Saucey
- Type: Private
- Industry: E-commerce Retail Alcoholic beverage
- Founded: 2013 in Los Angeles, California, United States
- Founders: Chris Vaughn; Daniel Leeb; Andrew Zeck;
- Headquarters: Los Angeles, California, United States
- Area served: United States
- Key people: Chris Vaughn (CEO)
- Products: Alcoholic beverages and nicotine products
- Services: On-demand delivery
- Parent: Pacific Consolidated Holdings
- Website: saucey.com

= Saucey =

American on-demand alcohol delivery service

Saucey is an American on-demand alcohol and nicotine product delivery service based in Los Angeles, California.

==History==
Saucey was founded in Los Angeles in 2013 by Chris Vaughn, Daniel Leeb, and Andrew Zeck. In October 2013, Saucey launched its mobile application, serving the Los Angeles area.

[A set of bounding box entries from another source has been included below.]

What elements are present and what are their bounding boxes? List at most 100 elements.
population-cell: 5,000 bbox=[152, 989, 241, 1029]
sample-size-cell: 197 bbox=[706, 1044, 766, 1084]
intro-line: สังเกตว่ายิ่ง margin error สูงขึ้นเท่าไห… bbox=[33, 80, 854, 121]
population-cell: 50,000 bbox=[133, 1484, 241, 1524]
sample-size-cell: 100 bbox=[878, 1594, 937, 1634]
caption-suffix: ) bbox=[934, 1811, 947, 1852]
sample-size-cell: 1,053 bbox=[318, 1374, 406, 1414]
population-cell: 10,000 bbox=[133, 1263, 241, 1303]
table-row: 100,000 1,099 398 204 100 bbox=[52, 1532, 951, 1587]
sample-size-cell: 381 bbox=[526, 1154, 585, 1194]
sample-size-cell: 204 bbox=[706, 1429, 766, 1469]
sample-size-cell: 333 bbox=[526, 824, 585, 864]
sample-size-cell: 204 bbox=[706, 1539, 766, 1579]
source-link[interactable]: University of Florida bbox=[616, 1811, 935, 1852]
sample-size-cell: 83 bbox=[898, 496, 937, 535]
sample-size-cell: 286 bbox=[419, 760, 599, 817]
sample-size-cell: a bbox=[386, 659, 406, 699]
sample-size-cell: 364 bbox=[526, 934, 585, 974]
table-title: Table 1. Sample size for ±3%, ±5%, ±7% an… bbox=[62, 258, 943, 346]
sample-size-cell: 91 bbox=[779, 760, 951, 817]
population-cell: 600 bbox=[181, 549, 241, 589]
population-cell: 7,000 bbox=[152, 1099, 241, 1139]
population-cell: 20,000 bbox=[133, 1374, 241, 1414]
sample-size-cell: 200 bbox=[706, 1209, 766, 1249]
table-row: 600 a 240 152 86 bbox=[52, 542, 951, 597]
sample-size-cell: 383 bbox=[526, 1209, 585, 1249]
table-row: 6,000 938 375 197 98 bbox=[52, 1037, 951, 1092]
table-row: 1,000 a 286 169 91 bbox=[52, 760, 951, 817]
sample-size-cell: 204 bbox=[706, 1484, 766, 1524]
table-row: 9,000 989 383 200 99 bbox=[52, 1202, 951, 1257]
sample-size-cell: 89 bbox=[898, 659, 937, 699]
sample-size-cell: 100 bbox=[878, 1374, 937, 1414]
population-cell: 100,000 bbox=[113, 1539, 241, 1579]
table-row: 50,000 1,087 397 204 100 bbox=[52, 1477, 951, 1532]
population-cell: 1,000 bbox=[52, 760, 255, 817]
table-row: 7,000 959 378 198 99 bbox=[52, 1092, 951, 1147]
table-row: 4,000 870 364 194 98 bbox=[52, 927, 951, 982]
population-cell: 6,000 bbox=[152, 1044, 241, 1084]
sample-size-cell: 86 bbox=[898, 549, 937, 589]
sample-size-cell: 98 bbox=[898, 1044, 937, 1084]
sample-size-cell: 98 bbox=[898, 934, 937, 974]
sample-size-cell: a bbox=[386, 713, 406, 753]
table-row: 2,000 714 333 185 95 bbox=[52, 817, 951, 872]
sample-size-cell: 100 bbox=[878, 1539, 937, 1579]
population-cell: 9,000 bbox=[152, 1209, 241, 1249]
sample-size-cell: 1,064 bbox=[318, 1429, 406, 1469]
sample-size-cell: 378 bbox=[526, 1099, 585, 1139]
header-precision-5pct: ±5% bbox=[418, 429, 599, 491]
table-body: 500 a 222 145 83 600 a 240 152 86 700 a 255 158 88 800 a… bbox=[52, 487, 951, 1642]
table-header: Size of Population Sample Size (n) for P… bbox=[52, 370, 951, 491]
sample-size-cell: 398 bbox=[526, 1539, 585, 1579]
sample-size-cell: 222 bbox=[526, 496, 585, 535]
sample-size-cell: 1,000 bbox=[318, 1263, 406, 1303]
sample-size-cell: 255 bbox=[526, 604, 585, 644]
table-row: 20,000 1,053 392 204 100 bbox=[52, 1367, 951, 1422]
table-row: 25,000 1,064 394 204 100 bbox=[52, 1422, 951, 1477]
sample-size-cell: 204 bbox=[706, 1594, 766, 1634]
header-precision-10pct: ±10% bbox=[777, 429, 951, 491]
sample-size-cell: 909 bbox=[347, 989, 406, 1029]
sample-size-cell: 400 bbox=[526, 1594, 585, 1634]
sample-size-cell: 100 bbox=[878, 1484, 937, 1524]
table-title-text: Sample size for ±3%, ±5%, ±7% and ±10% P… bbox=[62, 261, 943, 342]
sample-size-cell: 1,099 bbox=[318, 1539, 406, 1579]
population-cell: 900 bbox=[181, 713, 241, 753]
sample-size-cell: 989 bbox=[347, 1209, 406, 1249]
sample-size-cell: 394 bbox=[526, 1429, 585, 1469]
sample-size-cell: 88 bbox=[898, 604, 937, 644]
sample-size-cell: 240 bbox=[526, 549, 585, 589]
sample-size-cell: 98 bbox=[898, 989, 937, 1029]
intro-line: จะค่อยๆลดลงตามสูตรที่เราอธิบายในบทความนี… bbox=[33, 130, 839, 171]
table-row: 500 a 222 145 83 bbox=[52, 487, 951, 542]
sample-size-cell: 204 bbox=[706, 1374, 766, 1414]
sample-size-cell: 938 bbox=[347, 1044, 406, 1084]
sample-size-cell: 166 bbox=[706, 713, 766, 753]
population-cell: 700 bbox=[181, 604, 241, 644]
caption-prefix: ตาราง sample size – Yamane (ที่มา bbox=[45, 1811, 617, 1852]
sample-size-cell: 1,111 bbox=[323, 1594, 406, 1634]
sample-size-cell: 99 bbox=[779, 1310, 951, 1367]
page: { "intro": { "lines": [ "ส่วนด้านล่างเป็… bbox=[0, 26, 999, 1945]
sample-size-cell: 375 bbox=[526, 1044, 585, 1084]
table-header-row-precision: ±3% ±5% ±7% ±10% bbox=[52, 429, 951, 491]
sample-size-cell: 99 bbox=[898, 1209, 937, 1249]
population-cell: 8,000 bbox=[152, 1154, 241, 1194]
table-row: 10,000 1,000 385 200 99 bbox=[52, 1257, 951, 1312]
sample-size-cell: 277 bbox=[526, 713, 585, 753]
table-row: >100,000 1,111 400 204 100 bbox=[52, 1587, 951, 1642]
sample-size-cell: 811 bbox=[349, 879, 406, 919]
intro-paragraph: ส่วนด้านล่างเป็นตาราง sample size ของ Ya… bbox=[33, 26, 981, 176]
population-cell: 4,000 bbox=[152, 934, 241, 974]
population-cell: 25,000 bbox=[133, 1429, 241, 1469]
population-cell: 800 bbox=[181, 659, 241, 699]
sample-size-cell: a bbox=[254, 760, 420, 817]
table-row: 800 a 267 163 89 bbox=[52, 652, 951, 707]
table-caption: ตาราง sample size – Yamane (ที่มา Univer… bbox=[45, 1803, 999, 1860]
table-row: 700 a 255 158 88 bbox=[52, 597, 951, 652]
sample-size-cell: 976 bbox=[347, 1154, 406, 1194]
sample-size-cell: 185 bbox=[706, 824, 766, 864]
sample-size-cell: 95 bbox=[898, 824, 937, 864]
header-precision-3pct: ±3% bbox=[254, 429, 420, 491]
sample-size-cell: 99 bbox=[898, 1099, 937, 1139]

After an initial period of being self-funded, Saucey raised $4.5 million in a seed funding round in September 2015. The round was led by Blumberg Capital and included investors such as Structure Capital, Altpoint Ventures, T5 Capital, and several angel investors. By this time, Saucey had expanded its service to San Diego, San Francisco, and Chicago.

In 2017, Saucey received $5.4 million in a Series A funding round led by Bullpen Capital.

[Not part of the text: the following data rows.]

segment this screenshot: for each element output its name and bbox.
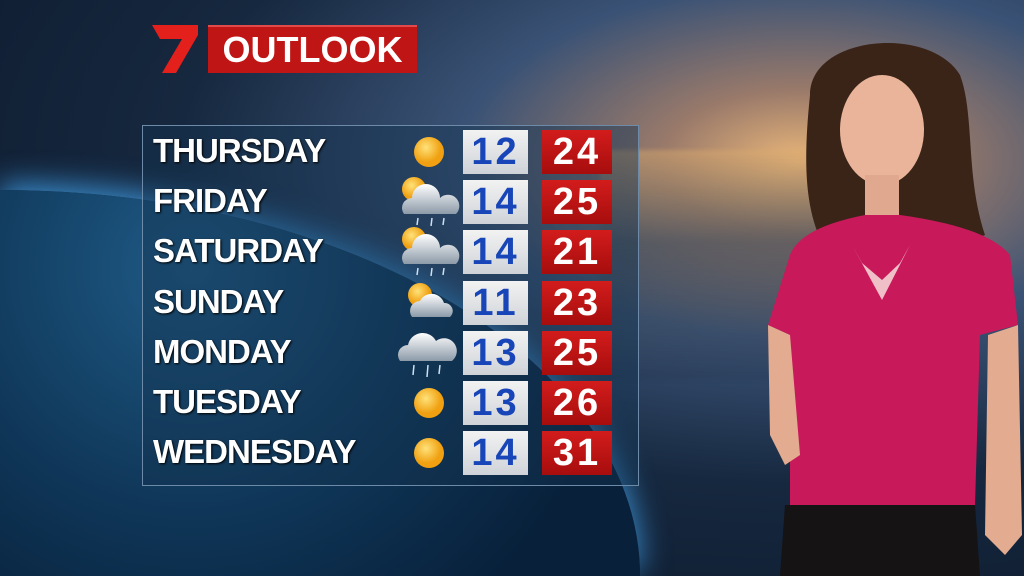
- day-label: WEDNESDAY: [153, 433, 357, 471]
- day-label: THURSDAY: [153, 132, 326, 169]
- sun-cloud-rain-icon: [402, 177, 460, 227]
- forecast-row: FRIDAY 14 25: [143, 176, 638, 227]
- min-temp: 12: [463, 130, 528, 174]
- max-temp: 26: [542, 381, 612, 425]
- max-temp: 31: [542, 431, 612, 476]
- max-temp: 25: [542, 180, 612, 225]
- sun-cloud-icon: [408, 282, 453, 317]
- cloud-rain-icon: [398, 332, 457, 377]
- min-temp: 13: [463, 330, 528, 375]
- forecast-row: SATURDAY 14 21: [143, 226, 638, 277]
- sun-cloud-rain-icon: [402, 227, 460, 277]
- max-temp: 21: [542, 230, 612, 275]
- sun-icon: [414, 438, 444, 469]
- max-temp: 25: [542, 330, 612, 375]
- min-temp: 14: [463, 230, 528, 275]
- min-temp: 14: [463, 180, 528, 225]
- forecast-row: SUNDAY 11 23: [143, 277, 638, 327]
- min-temp: 13: [463, 381, 528, 425]
- day-label: TUESDAY: [153, 383, 302, 420]
- forecast-row: WEDNESDAY 14 31: [143, 427, 638, 477]
- seven-logo: [152, 25, 198, 73]
- forecast-panel: THURSDAY 12 24 FRIDAY 14 25 SATURDAY 14 21…: [142, 125, 639, 486]
- min-temp: 11: [463, 280, 528, 325]
- day-label: SATURDAY: [153, 232, 324, 270]
- outlook-title: OUTLOOK: [208, 25, 417, 73]
- day-label: FRIDAY: [153, 182, 268, 220]
- day-label: MONDAY: [153, 332, 292, 370]
- sun-icon: [414, 137, 444, 167]
- forecast-row: TUESDAY 13 26: [143, 377, 638, 427]
- sun-icon: [414, 388, 444, 418]
- max-temp: 24: [542, 130, 612, 174]
- max-temp: 23: [542, 280, 612, 325]
- forecast-row: MONDAY 13 25: [143, 327, 638, 377]
- forecast-row: THURSDAY 12 24: [143, 126, 638, 176]
- min-temp: 14: [463, 431, 528, 476]
- presenter: [768, 42, 1022, 576]
- day-label: SUNDAY: [153, 282, 284, 320]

Between 2018 and 2020, Saucey expanded its operations to the East Coast, including New York City and Washington, D.C.. In early 2020, Saucey experienced an increase in demand due to the COVID-19 pandemic. In response, Saucey introduced operational changes, including no-contact delivery procedures, and expanded its product offerings.

In October 2020, Saucey merged with Emjay, a cannabis delivery service, to form the parent company Pacific Consolidated Holdings (PCH). Saucey's co-founder, Chris Vaughn, became the CEO of PCH. Following the merger, Saucey continued its expansion. By late 2022, its service was available in 19 states and over 1,000 cities.